Bundestag beschließt neues Heizungsgesetz
Der Bundestag hat am Freitag das neue Heizungsgesetz - offiziell Gebäudemodernisierungsgesetz genannt - beschlossen. Die Vorgaben für neue Heizungen, die auf ein Verbot von klassischen Öl- und Gasheizungen hinausliefen, werden damit wieder abgeschafft. Für den Klimaschutz sollen stattdessen mehr und mehr grüne Brennstoffe wie Grüngas oder Bio-Heizöl in den Heizkesseln verbrannt werden. Später sollte dem auch der Bundesrat final zustimmen.
Mit dem Gebäudemodernisierungsgesetz bleiben Weiterbetrieb und Neueinbau von Öl- und Gasheizungen langfristig möglich. Von nun an neu eingebaute fossile Heizungen müssen aber ab 2029 zu zehn Prozent mit erneuerbaren Brennstoffen betrieben werden, bis 2040 steigt dieser Anteil auf 60 Prozent. Außerdem müssen Anbieter von Heizbrennstoffen bis 2045 vollständig auf alternative Materialien umstellen.
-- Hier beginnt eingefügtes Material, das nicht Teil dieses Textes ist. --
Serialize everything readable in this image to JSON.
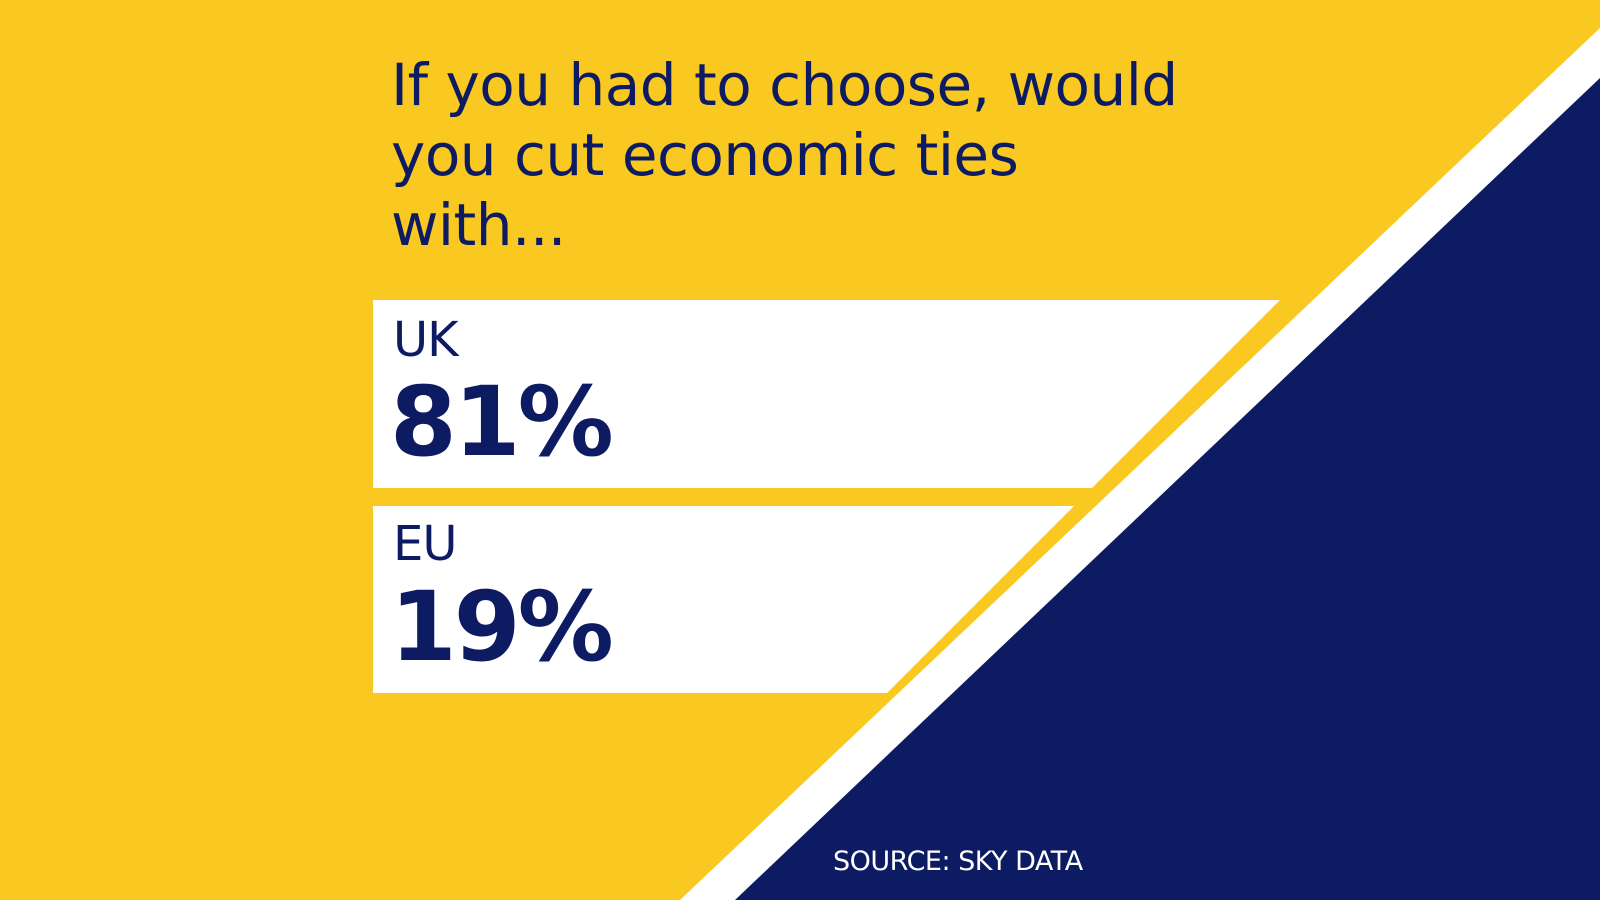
{
  "colors": {
    "yellow": "#F9C921",
    "navy": "#0D1B63",
    "white": "#FFFFFF"
  },
  "question": "If you had to choose, would you cut economic ties with...",
  "chart_data": {
    "type": "bar",
    "title": "If you had to choose, would you cut economic ties with...",
    "categories": [
      "UK",
      "EU"
    ],
    "values": [
      81,
      19
    ],
    "display_values": [
      "81%",
      "19%"
    ],
    "xlabel": "",
    "ylabel": "",
    "grid": false,
    "legend": "none"
  },
  "source": "SOURCE: SKY DATA"
}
Von Umweltverbänden kam scharfe Kritik. "Trotz Warnungen und Kritik von allen Seiten wird der Einbau von klimaschädlichen Öl- und Gasheizungen weiter erlaubt", erklärte Tina Löffelsend vom BUND. "Mit dem Gesetz verlängert Schwarz-Rot unsere Abhängigkeit von fossilen Importen und treibt die Heizkosten vieler Menschen in die Höhe."
In den Vorgaben zur Beimischung von grünen Brennstoffen sehen Umwelt- und Klimaschützer keinen vollwertigen Ersatz zur Streichung der alten Heizungsregeln. "Es ist bezeichnend, dass die Bundesregierung bis heute keine Auskunft über die Kosten für Haushalte oder die klimapolitischen Folgen dieser Regelung geben kann", erklärte Löffelsend. Mit Blick auf das Klimaschutzgesetz gibt es auch rechtliche Vorbehalte.
Die Bauindustrie begrüßte in erster Linie, dass es nun hoffentlich endlich Planungssicherheit gebe. "Mit dem vorliegenden Gesetz wird die Chance verpasst, Klimaschutz im Gebäudebestand effizienter und bezahlbarer zu machen", kritisierte aber auch der Bundesverband deutscher Wohnungs- und Immobilienunternehmen. "Völlig kontraproduktiv ist in diesem Zusammenhang die kurzfristig bekannt gewordene massive Kürzung der Bundesförderung für effiziente Gebäude."
Die staatliche Förderung für den Austausch alter Heizungen sinkt deutlich, wie in dieser Woche bekannt wurde. Insbesondere Haushalte mit mittleren und höheren Einkommen erhalten deutlich geringere Zuschüsse, die bis 2030 weiter absinken. Haushalte mit sehr geringen Einkommen profitieren zunächst von etwas höheren Fördermöglichkeiten, auch hier sinken die Sätze aber rasch ab.